When Ben Jonson was let out of jail he went straight to William Shakespeare's lodgings in Silver Street. Before he could say aught of going out to drink, Will said:

"I have writ this new play. It is called November the Fifth, but Burbage will doubtless change the title as he always does. It is based on Gunpowder Plot."

Ben sat down carefully on a delicate French chair. "It is based on -"

"Gunpowder Plot. There is a king that is a fool and an ingrate. He believes that God exists but to confirm the holiness of his kingship. Conspirators led by a poet seek to destroy him for his blasphemy."

"A poet?

"I had you much in my mind there. Not a very good poet and most apt for meddling in state matters. His name is Vitellius. Here is one of his speeches. Listen."

"No," Ben said. "Let me read instead." He looked at the fair copy that was also the first draft and read to himself:

Conserve agst ye putrifyinge feende

The fathe yt fedde oure fathers, quite put doune

His incarnacioun in thes worst of tymes,

Casting hys hedde discoronate to ye dogges.

Then he said: "They will not let you. This will be construed as present treason."

"I am sick of it all," Will said. "The black bastards of Puritans in Stratford that will have nothing but grimness, and a church that is the lapdog of a slobbering king and no king. My father died quietly in the old faith, I will die more noisily in it."

"Have you spoke of this yet to any?"

"To my lord Cecil, aye, and he said he needed no more spies aping to be papists to dig out popish plots. I have said it to many, but none will take it that I mean what I say. It is part of the peril of being a player, that all one says is thought to be but acting."

Ben said, "The great work is now in page proof. They expect it to be out in the new year."

"What is all this to do with what I said?"

"The forty-sixth psalm has shake and speare in it."

"That is not possible. None would have it, this I knew. It would be seen as bombastic and overweening."

"Tillotson, one of those charged with the overseeing of our emendations, said that the two words came nearer to the original than what they formerly had."

"That is not possible."

"He had never, I could see," and Ben smiled sweetly, "heard of the name Shakespeare."
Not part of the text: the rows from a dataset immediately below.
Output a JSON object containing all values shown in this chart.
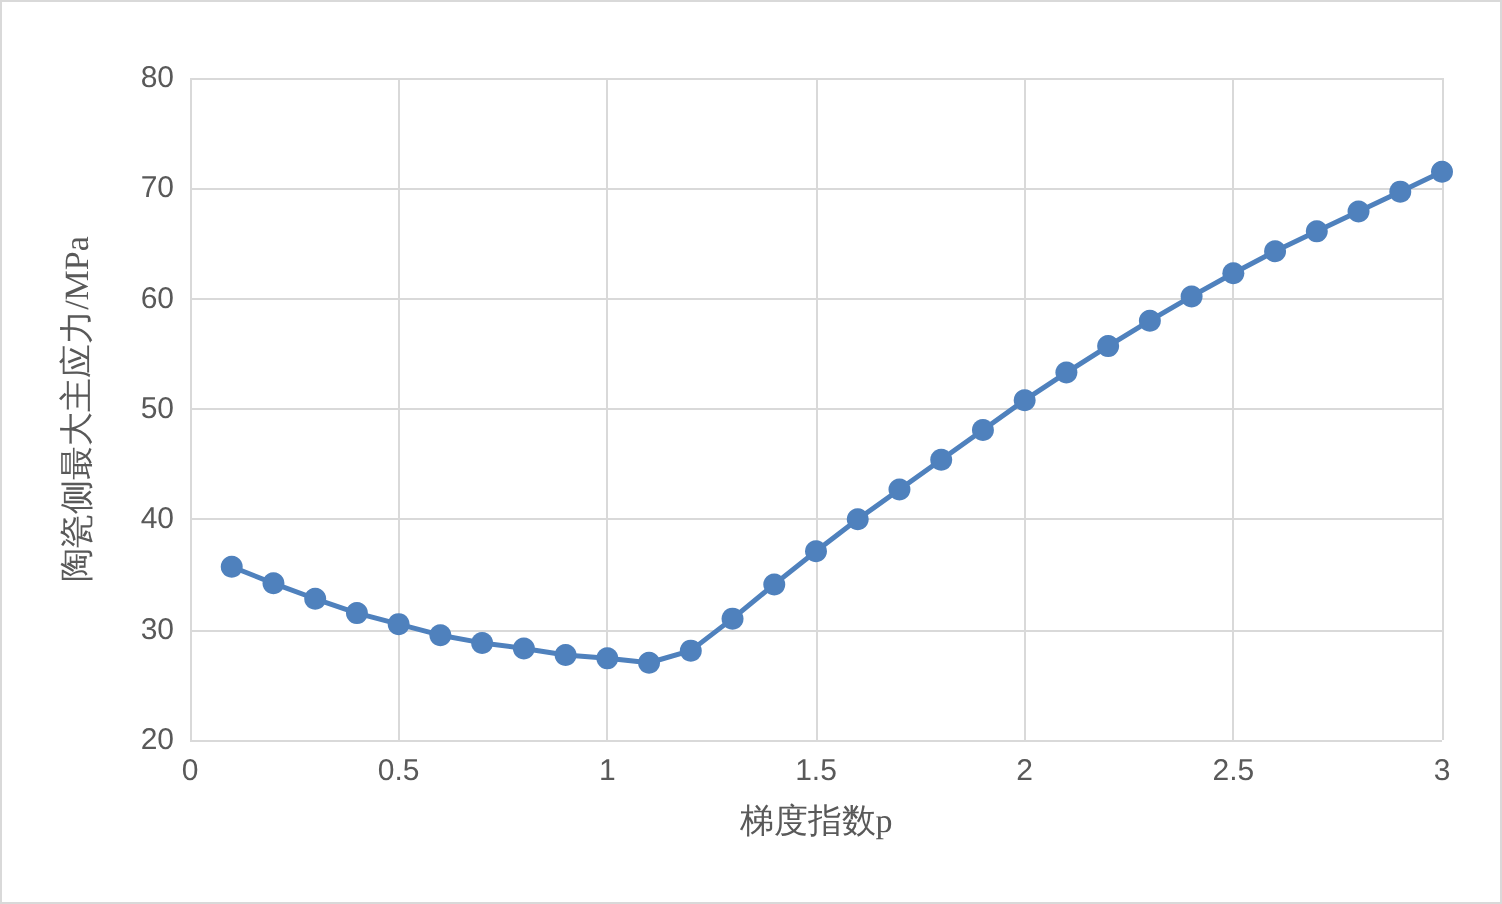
{
  "chart_data": {
    "type": "line",
    "xlabel": "梯度指数p",
    "ylabel": "陶瓷侧最大主应力/MPa",
    "x": [
      0.1,
      0.2,
      0.3,
      0.4,
      0.5,
      0.6,
      0.7,
      0.8,
      0.9,
      1.0,
      1.1,
      1.2,
      1.3,
      1.4,
      1.5,
      1.6,
      1.7,
      1.8,
      1.9,
      2.0,
      2.1,
      2.2,
      2.3,
      2.4,
      2.5,
      2.6,
      2.7,
      2.8,
      2.9,
      3.0
    ],
    "series": [
      {
        "color": "#4f81bd",
        "values": [
          35.7,
          34.2,
          32.8,
          31.5,
          30.5,
          29.5,
          28.8,
          28.3,
          27.7,
          27.4,
          27.0,
          28.1,
          31.0,
          34.1,
          37.1,
          40.0,
          42.7,
          45.4,
          48.1,
          50.8,
          53.3,
          55.7,
          58.0,
          60.2,
          62.3,
          64.3,
          66.1,
          67.9,
          69.7,
          71.5
        ]
      }
    ],
    "xlim": [
      0,
      3
    ],
    "xticks": [
      0,
      0.5,
      1,
      1.5,
      2,
      2.5,
      3
    ],
    "ylim": [
      20,
      80
    ],
    "yticks": [
      20,
      30,
      40,
      50,
      60,
      70,
      80
    ],
    "grid": true,
    "marker": "circle",
    "line_style": "solid"
  }
}
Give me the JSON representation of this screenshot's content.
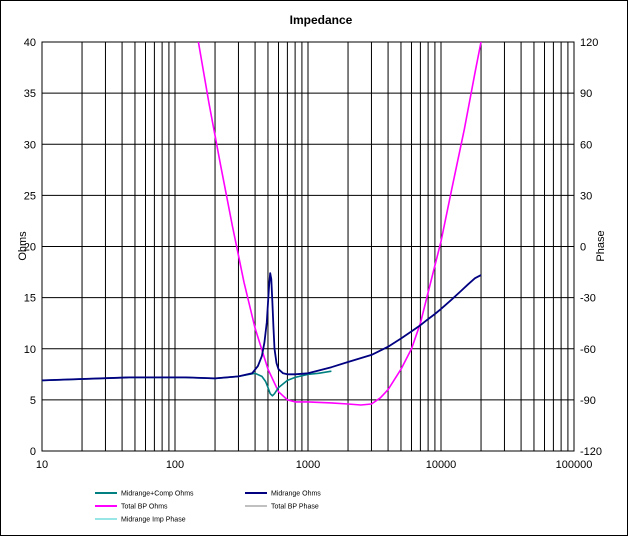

"Let us," said Will, "go and drink."

2

ZARF.

Enderby came fighting awake with the word halfway down his nose. With too an unexpected and certainly premature homesickness for La Belle Mer in Tangiers, expressed in thirst for tea made with six Lipton sachets in the mug with the blazon CHICAGO – MY KIND OF TOWN. His men, Antonio, Manuel and the lad from Tetuan called Tetuani blowing on boiling lemon tea in glasses inserted in handled metal zarfs or zarfim. Windy Tangerine morning.

The mug had been given him by a Jewish visitor to Tangiers, citizen of that city full of wind, who claimed acquaintanceship with a Jewish novelist called Bellow, name appropriate to a windy city. Enderby did not read novels. Even less did he practise the craft of prose fiction, but he had published much earlier in the year a short or shortish story. This was in response to a Canadian university magazine's begging for free contributions, preferably money but prose acceptable. He had submitted a fantasy about Shakespeare's free contribution to the King James Bible. That was why he was on this aircraft now. They rode over an endless bed of dirty whipped cream. High above the wind.